The point of all this is to say quite simply that truth is a tricky business — and we haven't even begun to consider emotional truth, imaginative truth or artistic truth.
The reason I'm trying to sort out my feelings about truth and knowledge at the moment is that I feel I'm being bombarded with incredible amounts of information — from the Internet, from social media, from TV and radio, from politicians, economists, new-age gurus and other pundits, from salespersons, from books and magazines, from just about everyone and everywhere. And this flow of information ever increases. But to whose benefit? Do we really want to know all those facts about celebrity and sport and TV shows regurgitated by the blotting-paper brains of quiz show contestants? Do we really need to fill our minds with pro-and-contra arguments about every conceivable subject? Are we really going to be made to feel inadequate because we haven't mastered this or that skill or learnt this or that fact in order to increase our kudos in the eyes of contemporary society?

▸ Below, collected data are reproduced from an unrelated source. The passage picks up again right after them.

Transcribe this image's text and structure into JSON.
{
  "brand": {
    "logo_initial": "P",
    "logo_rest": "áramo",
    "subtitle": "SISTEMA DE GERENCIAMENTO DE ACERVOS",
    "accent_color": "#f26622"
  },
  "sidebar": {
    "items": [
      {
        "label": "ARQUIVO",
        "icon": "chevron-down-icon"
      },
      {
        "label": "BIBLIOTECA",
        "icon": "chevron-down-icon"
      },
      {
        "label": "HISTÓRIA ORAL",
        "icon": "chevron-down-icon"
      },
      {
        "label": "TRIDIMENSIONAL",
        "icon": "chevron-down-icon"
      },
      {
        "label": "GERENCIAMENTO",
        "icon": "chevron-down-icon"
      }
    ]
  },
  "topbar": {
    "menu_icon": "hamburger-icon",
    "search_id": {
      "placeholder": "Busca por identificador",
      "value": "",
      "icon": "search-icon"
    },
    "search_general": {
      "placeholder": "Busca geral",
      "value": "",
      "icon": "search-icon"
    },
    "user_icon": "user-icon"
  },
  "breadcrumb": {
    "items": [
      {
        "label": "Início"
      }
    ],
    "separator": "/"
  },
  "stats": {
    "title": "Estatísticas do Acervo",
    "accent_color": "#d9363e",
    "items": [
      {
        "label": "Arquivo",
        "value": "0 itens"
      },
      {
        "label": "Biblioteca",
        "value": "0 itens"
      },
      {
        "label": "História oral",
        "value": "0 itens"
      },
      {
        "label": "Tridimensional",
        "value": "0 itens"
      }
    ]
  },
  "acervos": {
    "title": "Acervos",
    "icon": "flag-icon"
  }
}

Faced with this onslaught of undifferentiated, often trivial information, we have the ability, thank goodness, to select, discriminate and shut out the bits we want to shut out. I refuse to be jealous of those with apparently huge mental reservoirs of facts and figures, of arguments and opinions, who are able to recall them and rehearse them at will. I refuse to be intimidated by the pressurised demands of the noisy and instant information age. I want to read and watch and hear and learn and digest the things which I myself decide I want to know, and to hell with the rest.

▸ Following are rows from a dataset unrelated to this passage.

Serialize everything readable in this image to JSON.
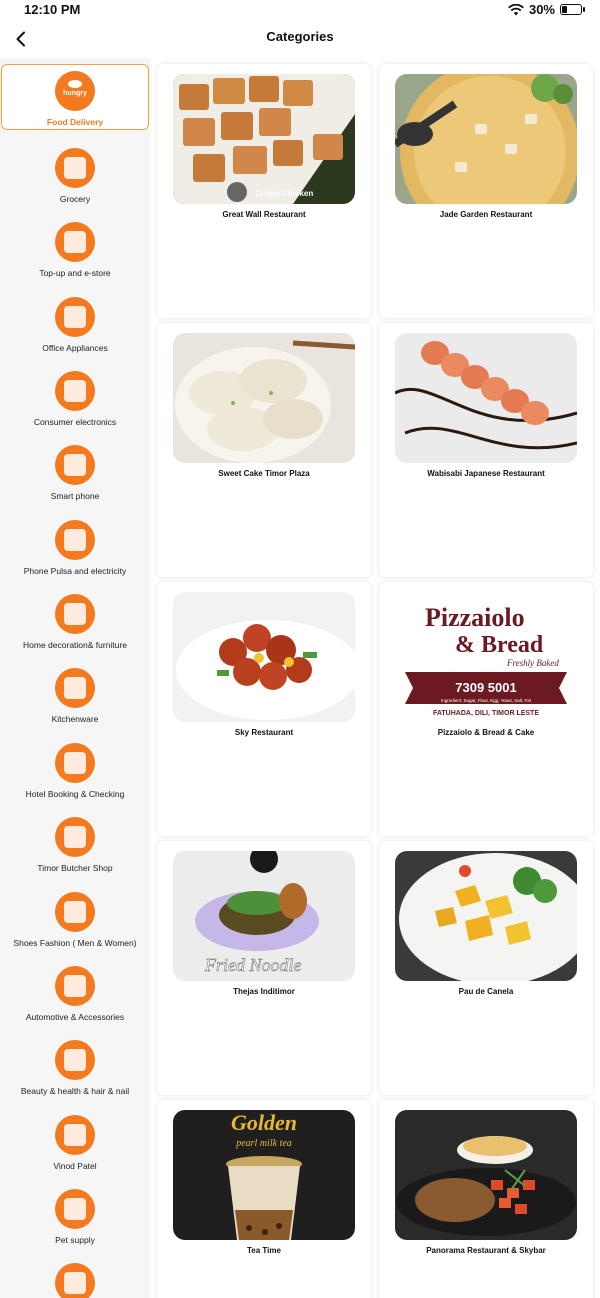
{
  "status_bar": {
    "time": "12:10 PM",
    "battery": "30%",
    "battery_level": 0.3
  },
  "header": {
    "title": "Categories"
  },
  "sidebar": {
    "items": [
      {
        "label": "Food Delivery",
        "icon": "hungry-logo-icon",
        "selected": true
      },
      {
        "label": "Grocery",
        "icon": "grocery-icon"
      },
      {
        "label": "Top-up and e-store",
        "icon": "topup-icon"
      },
      {
        "label": "Office Appliances",
        "icon": "office-appliances-icon"
      },
      {
        "label": "Consumer electronics",
        "icon": "electronics-icon"
      },
      {
        "label": "Smart phone",
        "icon": "smartphone-icon"
      },
      {
        "label": "Phone Pulsa and electricity",
        "icon": "phone-pulsa-icon"
      },
      {
        "label": "Home decoration& furniture",
        "icon": "home-decoration-icon"
      },
      {
        "label": "Kitchenware",
        "icon": "kitchenware-icon"
      },
      {
        "label": "Hotel Booking & Checking",
        "icon": "hotel-icon"
      },
      {
        "label": "Timor Butcher Shop",
        "icon": "butcher-icon"
      },
      {
        "label": "Shoes Fashion ( Men & Women)",
        "icon": "shoes-icon"
      },
      {
        "label": "Automotive & Accessories",
        "icon": "automotive-icon"
      },
      {
        "label": "Beauty & health & hair & nail",
        "icon": "beauty-icon"
      },
      {
        "label": "Vinod Patel",
        "icon": "vinod-patel-icon"
      },
      {
        "label": "Pet supply",
        "icon": "pet-supply-icon"
      },
      {
        "label": "",
        "icon": "baby-care-icon"
      }
    ]
  },
  "restaurants": [
    {
      "name": "Great Wall Restaurant",
      "image": "crispy-chicken-photo",
      "image_text": "Crispy Chicken"
    },
    {
      "name": "Jade Garden Restaurant",
      "image": "soup-photo"
    },
    {
      "name": "Sweet Cake Timor Plaza",
      "image": "dumplings-photo"
    },
    {
      "name": "Wabisabi Japanese Restaurant",
      "image": "sushi-roll-photo"
    },
    {
      "name": "Sky Restaurant",
      "image": "sweet-sour-pork-photo"
    },
    {
      "name": "Pizzaiolo & Bread & Cake",
      "image": "pizzaiolo-logo",
      "logo": {
        "line1": "Pizzaiolo",
        "line2": "& Bread",
        "tagline": "Freshly Baked",
        "phone": "7309 5001",
        "ingredients": "Ingredient: Sugar, Flour, Egg, Yeast, Salt, Fat",
        "location": "FATUHADA, DILI, TIMOR LESTE"
      }
    },
    {
      "name": "Thejas Inditimor",
      "image": "fried-noodle-photo",
      "image_text": "Fried Noodle"
    },
    {
      "name": "Pau de Canela",
      "image": "skewers-photo"
    },
    {
      "name": "Tea Time",
      "image": "milk-tea-photo",
      "image_text": "Golden",
      "image_subtext": "pearl milk tea"
    },
    {
      "name": "Panorama Restaurant & Skybar",
      "image": "grilled-chicken-photo"
    }
  ],
  "colors": {
    "accent": "#f47a20",
    "selected_border": "#f7a23a",
    "sidebar_bg": "#f6f6f6"
  }
}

For I know that, despite all we know, we know very little, and, anyhow, knowledge is quite a different beast from wisdom. I read a great deal, but I know I'll never read all the books I want to read, and I don't care. (Or I tell myself I don't care.) Often it's far more rewarding to know one thing in depth rather than many things superficially. And knowledge itself, as we've found, is a slippery creature. For instance, take our own mind and body. They are our two constant and intimate companions — but do we really know them? I would hazard barely at all. Take a random subject — China, say, or geophysics, or Mediterranean flowers, or phenomenology, or a million others. Unless we happen to be a specialist in that particular area, do we really know very much about any of them? (I'm not saying that we should do — a small amount of knowledge may well be all that is necessary for our sanity, despite the saying that a little learning is a dangerous thing.)
I come back to this. I know that the more you know, the more you don't know — as Socrates, Aristotle and Einstein once said. Actually, in the end, that's quite a comforting notion.